Hallett, a former U.S. ambassador to the Bahamas, was on a trip to Asia yesterday and unavailable for comment. But Deputy Customs Commissioner Michael Lane defended the agency's decision to reallocate the drug money, saying that with the vastly increased help Customs has been receiving from the Defense Department and the National Guard, the agency no longer needed to spend as much on drug interdiction.

"The burning need . . . wasn't as great," Lane said. "When our fiscal year 1990 budget was put in, nobody could have anticipated that we were going to receive this tremendous support from the National Guard -- we've had hundreds of {Guard} personnel helping in cargo inspections. . . . We feel the {drug} strategy is working."

Lane said, however, that Customs shifted the funds without getting the needed approvals from Bennett and the OMB. "I have to acknowledge they {Bennett and Hale} are correct," he said. "But the matter has now been resolved and everybody is satisfied. . . . This will not happen again."

The dispute has become a new embarrassment for the Customs Service and, according to some administration officials, indicates that some of the management problems that existed during the Reagan administration may still beset the agency. In a harsh criticism of the Customs Service under the tenure of the former commissioner, William von Raab, the House Ways and Means Committee last year issued a report accusing the agency of "flagrant" mismanagement and said accounting controls were "in total disarray."

As a result of the current dispute, the administration is taking new steps to correct the problems, officials said. In an Aug. 15 letter to Robson, Hale wrote that "OMB and Treasury staff have already begun working to develop more effective budget executive controls" over Customs.

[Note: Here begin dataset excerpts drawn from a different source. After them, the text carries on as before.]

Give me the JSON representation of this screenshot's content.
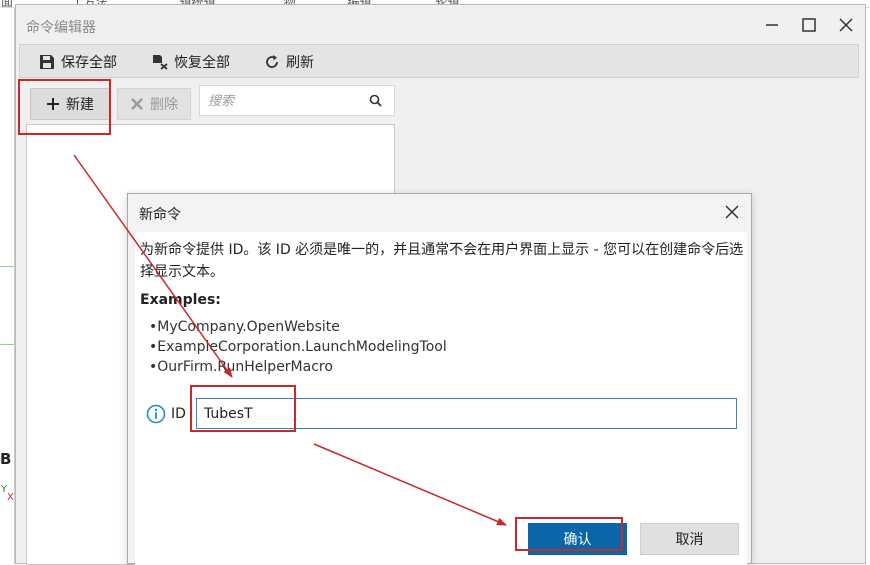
{
  "background": {
    "topbar_fragments": [
      "面",
      "...工方法",
      "...辑统辑",
      "...物",
      "...编辑",
      "...轮辑"
    ],
    "left_letter": "B",
    "axis_y": "Y",
    "axis_x": "X"
  },
  "editor": {
    "title": "命令编辑器",
    "toolbar": {
      "save_all": "保存全部",
      "restore_all": "恢复全部",
      "refresh": "刷新"
    },
    "new_label": "新建",
    "delete_label": "删除",
    "search_placeholder": "搜索"
  },
  "dialog": {
    "title": "新命令",
    "description": "为新命令提供 ID。该 ID 必须是唯一的，并且通常不会在用户界面上显示 - 您可以在创建命令后选择显示文本。",
    "examples_title": "Examples:",
    "examples": [
      "•MyCompany.OpenWebsite",
      "•ExampleCorporation.LaunchModelingTool",
      "•OurFirm.RunHelperMacro"
    ],
    "id_label": "ID",
    "id_value": "TubesT",
    "ok_label": "确认",
    "cancel_label": "取消"
  },
  "colors": {
    "accent": "#0a66a8",
    "annotation": "#c9282a",
    "input_border": "#3c85c4"
  }
}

The dispute also revolves around an effort by Hallett to address another of the chief criticisms of Customs during the von Raab era -- that Customs had become a "gung ho" agency that was devoting so much attention to the drug war that it was neglecting its less glamorous duties, such as collecting tariffs and processing the millions of passengers and commercial cargoes that enter the country each day.

Earlier this year, Customs budget officials noticed they were facing a tight financial squeeze as a result of pay raises, higher health benefits and other costs that had not been fully funded in the budget. "We are at least $40 million short in being able to do what the Congress expects," Lane wrote Deputy Assistant Treasury Secretary David M. Nummy in a Feb. 16 memo.

Customs officials have argued that Lane's memo first mentioned that Customs may not have enough money to hire the extra cargo inspectors and other employees called for in its drug-interdiction plans. They also said that a copy of the memo was sent to Bennett's office and OMB.

When Bennett's office learned in July that Customs had actually moved money out of the drug budget, the drug director's aides were infuriated, sources said. Under 1988 anti-drug law, Bennett's office is required to formally approve any change of $5 million or more in any federal agency's anti-drug budget -- an authority that was tested for the first time in the Customs dispute.

But since then, Bennett has reluctantly agreed to the reprogramming of the money and, in an effort to ease the dispute, sent a letter reaffirming his confidence in Hallett. So has Robson. "We're one big happy family again," said Lane.